Dükkanının tabelasında süs yok, gösteriş yok. Ama içeride öyle bir emek var ki, dikiş makinesinin sesi bile saygıyla çalışıyor.
MAKAS TUTAN ELİM 40 SENEDİR DURMAZ
Menekşe teyze, terziliğe henüz 13 yaşındayken başlamış. Önce annesinin eteklerini söküp dikerek... Sonra mahallede “şu kızı bir kursa gönderin” diyen kadınların telkiniyle.
“Makası ilk kez elime aldığımda titredim. Kumaşa zarar veririm diye korktum. Ama zamanla anladım ki bu işte kumaştan önce sabrı kesmek gerek... 40 yıldır makas tutan elim durmaz. Her dikişimde biraz çocukluğum, biraz da ömrüm var.”
İNSAN BEDENİNİ EZBERLİYORSUN
Terzilik sadece ölçü almak, dikiş dikmek değil diyor Menekşe. Her insanın vücut dili, duruşu, kumaşa verdiği tepki bile farklıymış.

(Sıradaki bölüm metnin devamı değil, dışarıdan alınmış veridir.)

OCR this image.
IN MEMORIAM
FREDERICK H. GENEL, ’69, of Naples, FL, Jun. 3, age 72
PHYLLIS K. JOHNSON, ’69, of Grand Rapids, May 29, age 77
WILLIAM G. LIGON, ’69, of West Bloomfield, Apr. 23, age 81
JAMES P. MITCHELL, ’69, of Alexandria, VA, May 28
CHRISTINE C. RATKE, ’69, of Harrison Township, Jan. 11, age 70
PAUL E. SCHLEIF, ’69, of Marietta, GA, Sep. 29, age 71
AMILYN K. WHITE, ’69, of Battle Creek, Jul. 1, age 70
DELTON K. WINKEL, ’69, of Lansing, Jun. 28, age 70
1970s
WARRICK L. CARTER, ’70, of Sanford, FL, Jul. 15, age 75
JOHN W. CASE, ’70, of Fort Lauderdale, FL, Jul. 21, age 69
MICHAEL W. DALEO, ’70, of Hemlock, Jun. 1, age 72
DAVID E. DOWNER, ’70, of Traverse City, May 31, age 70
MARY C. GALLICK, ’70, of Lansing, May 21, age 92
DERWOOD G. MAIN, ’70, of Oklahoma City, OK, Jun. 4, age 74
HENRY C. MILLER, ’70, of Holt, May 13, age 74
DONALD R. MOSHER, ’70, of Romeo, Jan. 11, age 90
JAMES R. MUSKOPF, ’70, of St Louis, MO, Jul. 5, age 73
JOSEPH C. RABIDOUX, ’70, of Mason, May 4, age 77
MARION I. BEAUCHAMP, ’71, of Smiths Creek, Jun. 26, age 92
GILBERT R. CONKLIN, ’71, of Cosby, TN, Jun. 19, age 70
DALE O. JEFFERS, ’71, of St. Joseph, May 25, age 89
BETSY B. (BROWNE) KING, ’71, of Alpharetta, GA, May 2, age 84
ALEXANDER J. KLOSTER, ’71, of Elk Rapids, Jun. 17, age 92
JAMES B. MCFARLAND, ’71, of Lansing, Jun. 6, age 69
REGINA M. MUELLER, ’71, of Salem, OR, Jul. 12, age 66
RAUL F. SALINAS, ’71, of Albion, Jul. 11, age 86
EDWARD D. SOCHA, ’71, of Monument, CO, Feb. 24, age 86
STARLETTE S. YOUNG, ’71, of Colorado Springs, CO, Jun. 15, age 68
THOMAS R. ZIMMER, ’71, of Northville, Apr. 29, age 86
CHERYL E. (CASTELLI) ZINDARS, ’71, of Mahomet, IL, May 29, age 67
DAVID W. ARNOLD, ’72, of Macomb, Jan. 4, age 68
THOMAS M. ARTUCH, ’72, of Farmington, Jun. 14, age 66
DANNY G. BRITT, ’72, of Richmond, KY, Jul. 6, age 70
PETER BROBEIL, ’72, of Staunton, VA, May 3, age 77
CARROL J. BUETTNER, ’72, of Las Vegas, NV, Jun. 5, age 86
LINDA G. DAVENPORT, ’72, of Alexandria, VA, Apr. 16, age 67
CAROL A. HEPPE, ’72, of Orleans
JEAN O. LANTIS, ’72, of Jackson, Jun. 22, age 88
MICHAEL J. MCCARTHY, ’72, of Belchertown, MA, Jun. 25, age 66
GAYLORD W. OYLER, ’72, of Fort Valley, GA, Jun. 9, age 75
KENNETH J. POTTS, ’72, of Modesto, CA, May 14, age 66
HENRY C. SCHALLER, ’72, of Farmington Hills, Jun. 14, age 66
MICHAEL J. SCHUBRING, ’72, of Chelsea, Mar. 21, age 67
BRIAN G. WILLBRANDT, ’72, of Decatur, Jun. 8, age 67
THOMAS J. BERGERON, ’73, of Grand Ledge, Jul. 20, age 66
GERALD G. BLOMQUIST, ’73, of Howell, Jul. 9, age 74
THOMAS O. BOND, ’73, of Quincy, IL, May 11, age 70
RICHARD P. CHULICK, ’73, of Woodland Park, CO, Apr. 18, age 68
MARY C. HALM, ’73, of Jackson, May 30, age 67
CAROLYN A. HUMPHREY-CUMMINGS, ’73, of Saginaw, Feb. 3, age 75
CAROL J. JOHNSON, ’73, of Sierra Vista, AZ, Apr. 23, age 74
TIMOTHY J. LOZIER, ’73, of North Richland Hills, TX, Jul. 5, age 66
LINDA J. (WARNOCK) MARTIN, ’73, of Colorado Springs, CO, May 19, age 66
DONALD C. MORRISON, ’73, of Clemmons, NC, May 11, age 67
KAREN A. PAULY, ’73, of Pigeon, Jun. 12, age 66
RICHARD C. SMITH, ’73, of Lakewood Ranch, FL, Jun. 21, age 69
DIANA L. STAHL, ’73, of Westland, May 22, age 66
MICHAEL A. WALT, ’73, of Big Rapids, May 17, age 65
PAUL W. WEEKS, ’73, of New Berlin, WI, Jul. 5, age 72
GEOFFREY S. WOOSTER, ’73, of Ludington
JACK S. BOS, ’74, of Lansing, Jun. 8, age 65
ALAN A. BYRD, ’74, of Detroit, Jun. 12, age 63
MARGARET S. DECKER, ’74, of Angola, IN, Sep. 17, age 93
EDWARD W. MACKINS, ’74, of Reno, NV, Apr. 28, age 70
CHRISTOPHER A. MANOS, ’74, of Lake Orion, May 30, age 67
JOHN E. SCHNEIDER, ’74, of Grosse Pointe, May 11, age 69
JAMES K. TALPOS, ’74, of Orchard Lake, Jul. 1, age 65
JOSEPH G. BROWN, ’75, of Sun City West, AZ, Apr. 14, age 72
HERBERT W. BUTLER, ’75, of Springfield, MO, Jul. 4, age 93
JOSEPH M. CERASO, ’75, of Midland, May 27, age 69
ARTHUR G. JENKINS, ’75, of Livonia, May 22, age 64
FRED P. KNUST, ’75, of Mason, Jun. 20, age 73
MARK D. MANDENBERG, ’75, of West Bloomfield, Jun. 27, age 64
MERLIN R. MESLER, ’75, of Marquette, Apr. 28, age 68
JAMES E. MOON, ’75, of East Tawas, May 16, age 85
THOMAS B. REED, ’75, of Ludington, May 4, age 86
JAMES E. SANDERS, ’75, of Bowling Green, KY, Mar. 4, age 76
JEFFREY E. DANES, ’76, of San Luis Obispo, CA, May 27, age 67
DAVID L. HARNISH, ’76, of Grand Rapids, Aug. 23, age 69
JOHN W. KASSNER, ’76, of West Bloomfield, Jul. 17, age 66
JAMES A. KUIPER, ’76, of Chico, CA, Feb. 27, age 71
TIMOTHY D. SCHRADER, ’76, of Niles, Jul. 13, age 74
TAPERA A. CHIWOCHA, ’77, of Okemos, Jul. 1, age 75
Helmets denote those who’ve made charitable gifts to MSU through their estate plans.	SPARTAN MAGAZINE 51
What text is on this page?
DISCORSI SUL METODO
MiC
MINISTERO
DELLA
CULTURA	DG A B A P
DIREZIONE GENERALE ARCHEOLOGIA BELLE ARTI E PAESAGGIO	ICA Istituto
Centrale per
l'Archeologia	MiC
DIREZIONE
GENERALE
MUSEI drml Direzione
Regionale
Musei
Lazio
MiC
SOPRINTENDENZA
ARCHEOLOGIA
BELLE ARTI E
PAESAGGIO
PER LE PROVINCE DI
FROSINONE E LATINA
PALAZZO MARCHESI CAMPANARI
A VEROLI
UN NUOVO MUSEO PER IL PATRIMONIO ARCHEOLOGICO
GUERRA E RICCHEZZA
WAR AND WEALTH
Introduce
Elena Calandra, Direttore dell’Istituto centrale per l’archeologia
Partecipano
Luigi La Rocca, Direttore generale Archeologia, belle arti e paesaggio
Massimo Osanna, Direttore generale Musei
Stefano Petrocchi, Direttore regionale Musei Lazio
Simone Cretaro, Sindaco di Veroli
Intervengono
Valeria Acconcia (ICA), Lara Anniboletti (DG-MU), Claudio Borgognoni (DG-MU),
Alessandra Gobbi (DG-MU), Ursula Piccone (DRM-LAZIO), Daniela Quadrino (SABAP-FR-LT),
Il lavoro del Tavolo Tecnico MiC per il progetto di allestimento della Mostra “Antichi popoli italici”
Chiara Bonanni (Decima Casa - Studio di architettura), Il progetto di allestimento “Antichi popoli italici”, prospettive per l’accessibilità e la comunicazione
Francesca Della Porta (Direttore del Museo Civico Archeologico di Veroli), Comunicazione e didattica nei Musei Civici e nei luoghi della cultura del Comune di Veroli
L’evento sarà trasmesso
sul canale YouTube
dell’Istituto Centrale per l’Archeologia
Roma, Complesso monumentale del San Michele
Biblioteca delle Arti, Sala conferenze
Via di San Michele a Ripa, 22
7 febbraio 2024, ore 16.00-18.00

“Bir müşterim var, omuzu biraz düşük. Onun bluzunu öyle ayarlıyorum ki, kimse fark etmez. Başkası gelir, beli kavrayınca rahat edemez. Terzilik insanı tanımaktır. Sadece bedenini değil, ruhunu da ölçüyorsun.”
MODA DEĞİŞİR, EMEK KALIR
Bugünün hızlı tüketim dünyasında, terzilik biraz yalnız kalmış gibi. Ama Menekşe Taymaz bunun böyle sürmeyeceğini düşünüyor.
“İnsanlar eskiden ‘bu kumaşı annem aldı’ derdi. Şimdi ‘şu site indirimdeydi’ diyorlar. Ama gün gelecek, o eski özen yine aranacak. Çünkü moda değişir, ama emek hep hatırlanır. Benim diktiğim bir gelinlik, hâlâ sandıkta saklanıyor mesela.”
DÜĞÜNLER, MEZUNİYETLER HEPSİ BU ODADAN GEÇTİ
Dükkanının küçük masasında binlerce hayat geçmiş. Mezuniyet elbisesi diken de olmuş, eşinden boşanıp yeni hayata başlayan da. Menekşe Taymaz, o anların her birine sessizce şahitlik etmiş.
“Bir kadın vardı, eşinden ayrılmıştı. ‘Yeni bir işe gireceğim’ deyip pantolon diktirmişti. Gözleri dolmuştu prova yaparken. O pantolon ona sadece şıklık değil, cesaret verdi. Biz bazen sadece kıyafet değil, umut dikiyoruz aslında.”